My customer has a really weird planner issue on a standby.

First,
 the context. There's a primary, and two standbys, all on a 11.8 
release. (I know this isn't the latest release for the v11 branch.) The 
cluster is 5.5TB. The PostgreSQL configuration is the same on all 
servers. pg_db_role_setting is almost empty, and there's nothing 
specific to planning and replication.

Here is the issue. Queries on both standbys take a lot more time than on the primary. We eventually found that the queries take a lot of time to be planned, not to be executed. For example:

On the primary:
 Planning Time: 1806.574 ms
 Execution Time: 771.888 ms
On any of the standbys:
 Planning Time: 41566.439 ms
 Execution Time: 1125.352 ms

A simple EXPLAIN already shows this difference in duration.

The
 query in itself isn't really that big. 8 tables (without partitions), a
 few predicates. Nothing fancy. Nothing huge to plan. Here it is, a bit 
anonymized:

select ...
from t1
left outer join t2 on ...
left outer join t3 on ...
left outer join t4 on ...
left outer join t5 on ...
left outer join t6 on ...
left outer join t7 on ...
left outer join t8 on ...
where c1='...' and c2='...' 
  and c3>='...' and c4<='...' ;

Join conditions are really simple. There's no function called anywhere.
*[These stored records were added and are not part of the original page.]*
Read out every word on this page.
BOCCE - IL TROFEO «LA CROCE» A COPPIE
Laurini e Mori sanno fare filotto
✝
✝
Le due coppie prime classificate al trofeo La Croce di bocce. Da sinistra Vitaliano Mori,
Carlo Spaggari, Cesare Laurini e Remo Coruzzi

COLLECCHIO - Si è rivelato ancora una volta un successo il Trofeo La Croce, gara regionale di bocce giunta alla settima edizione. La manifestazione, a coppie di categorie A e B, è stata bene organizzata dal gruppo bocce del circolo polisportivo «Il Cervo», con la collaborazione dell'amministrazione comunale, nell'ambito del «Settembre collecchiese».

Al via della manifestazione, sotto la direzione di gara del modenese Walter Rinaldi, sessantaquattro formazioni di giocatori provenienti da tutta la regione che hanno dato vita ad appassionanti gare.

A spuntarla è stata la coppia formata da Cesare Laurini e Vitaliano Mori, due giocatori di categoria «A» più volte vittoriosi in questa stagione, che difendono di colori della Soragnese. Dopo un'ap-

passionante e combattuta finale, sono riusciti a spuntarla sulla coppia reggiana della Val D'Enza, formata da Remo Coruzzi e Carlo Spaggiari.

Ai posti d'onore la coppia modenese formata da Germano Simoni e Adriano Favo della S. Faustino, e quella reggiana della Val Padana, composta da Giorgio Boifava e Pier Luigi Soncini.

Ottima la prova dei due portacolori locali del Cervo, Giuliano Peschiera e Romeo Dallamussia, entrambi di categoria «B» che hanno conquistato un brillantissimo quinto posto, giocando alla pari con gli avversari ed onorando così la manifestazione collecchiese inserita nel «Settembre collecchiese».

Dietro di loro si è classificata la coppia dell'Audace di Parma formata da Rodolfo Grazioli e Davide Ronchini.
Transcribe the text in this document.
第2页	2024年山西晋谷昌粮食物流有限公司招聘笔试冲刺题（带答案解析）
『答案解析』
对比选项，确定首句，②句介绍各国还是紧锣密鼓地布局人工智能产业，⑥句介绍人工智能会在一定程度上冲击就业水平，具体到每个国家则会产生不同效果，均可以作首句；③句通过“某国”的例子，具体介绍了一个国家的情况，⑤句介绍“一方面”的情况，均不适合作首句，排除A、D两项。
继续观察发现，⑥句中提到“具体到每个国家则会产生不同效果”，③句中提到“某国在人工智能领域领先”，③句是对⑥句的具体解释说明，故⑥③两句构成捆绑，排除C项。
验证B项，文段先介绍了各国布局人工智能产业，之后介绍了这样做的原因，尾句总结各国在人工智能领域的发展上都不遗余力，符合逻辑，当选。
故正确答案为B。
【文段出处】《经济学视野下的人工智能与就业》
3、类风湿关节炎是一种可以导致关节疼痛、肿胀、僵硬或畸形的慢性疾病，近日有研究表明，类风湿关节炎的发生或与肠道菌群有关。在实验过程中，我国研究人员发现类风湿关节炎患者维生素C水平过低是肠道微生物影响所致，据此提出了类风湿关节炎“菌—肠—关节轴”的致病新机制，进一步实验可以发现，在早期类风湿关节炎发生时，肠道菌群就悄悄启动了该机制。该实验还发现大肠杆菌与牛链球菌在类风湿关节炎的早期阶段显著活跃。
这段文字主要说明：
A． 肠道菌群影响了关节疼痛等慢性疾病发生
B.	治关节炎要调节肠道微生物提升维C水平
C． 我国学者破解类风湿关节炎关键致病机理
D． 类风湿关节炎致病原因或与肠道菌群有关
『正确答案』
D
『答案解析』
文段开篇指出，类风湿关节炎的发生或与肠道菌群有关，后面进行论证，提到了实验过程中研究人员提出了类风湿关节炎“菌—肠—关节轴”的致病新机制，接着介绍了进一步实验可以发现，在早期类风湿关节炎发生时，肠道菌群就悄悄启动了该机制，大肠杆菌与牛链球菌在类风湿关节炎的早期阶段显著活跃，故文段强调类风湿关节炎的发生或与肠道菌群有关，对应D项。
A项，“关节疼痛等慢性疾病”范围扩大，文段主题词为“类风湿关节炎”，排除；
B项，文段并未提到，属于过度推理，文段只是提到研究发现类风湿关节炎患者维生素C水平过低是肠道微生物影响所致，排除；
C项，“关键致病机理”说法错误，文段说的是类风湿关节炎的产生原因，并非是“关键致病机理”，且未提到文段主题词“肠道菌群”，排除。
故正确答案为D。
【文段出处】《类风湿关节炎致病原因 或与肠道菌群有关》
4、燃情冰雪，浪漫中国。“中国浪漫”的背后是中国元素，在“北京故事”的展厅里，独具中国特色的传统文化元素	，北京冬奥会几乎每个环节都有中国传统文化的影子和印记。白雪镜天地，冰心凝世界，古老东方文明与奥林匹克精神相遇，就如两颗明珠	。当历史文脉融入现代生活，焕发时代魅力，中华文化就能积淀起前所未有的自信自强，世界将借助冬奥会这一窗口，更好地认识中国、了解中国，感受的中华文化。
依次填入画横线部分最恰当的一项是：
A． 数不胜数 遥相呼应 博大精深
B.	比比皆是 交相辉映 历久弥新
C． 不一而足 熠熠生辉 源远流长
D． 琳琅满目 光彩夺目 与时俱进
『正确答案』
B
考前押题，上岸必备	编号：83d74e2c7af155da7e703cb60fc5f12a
Plans on the three servers are exactly the same. Same nodes, same statistics, same calculations' results.

Moreover,
 we've looked into what the planner was doing with strace, and we've 
been surprised that it involved massive reading on tables (more than 
130,000 calls to read() on 15 files). We found that most of these files 
are the files for one of the tables on this query. Also, this massive 
reading happens only on standbys, not on the primary.

Our customer took the time to drop and create the standbys yesterday night, but the new standbys still have the issue.

And
 finally, we discovered that promoting a standby brings back the old 
performance. We have the same performance between the primary and the 
promoted standby.

To be honest, I'm lost, I don't know what to do next. But I have some questions :)

*
 The planner seems to read tables to generate the plans and/or select 
the right plan. Why does it do that? I thought it only reads indexes if 
needed, but it is quite clear it reads tables also.
* How can
 the replication have an impact on the planner ? (I'm not sure I'm 
asking the right question... I mean, why do I see a difference in 
behaviour between a standby and an old standby, new autonomous server?)
* Do you have any idea on how to fix this?

Thank you.

Regards.

-- 
Guillaume.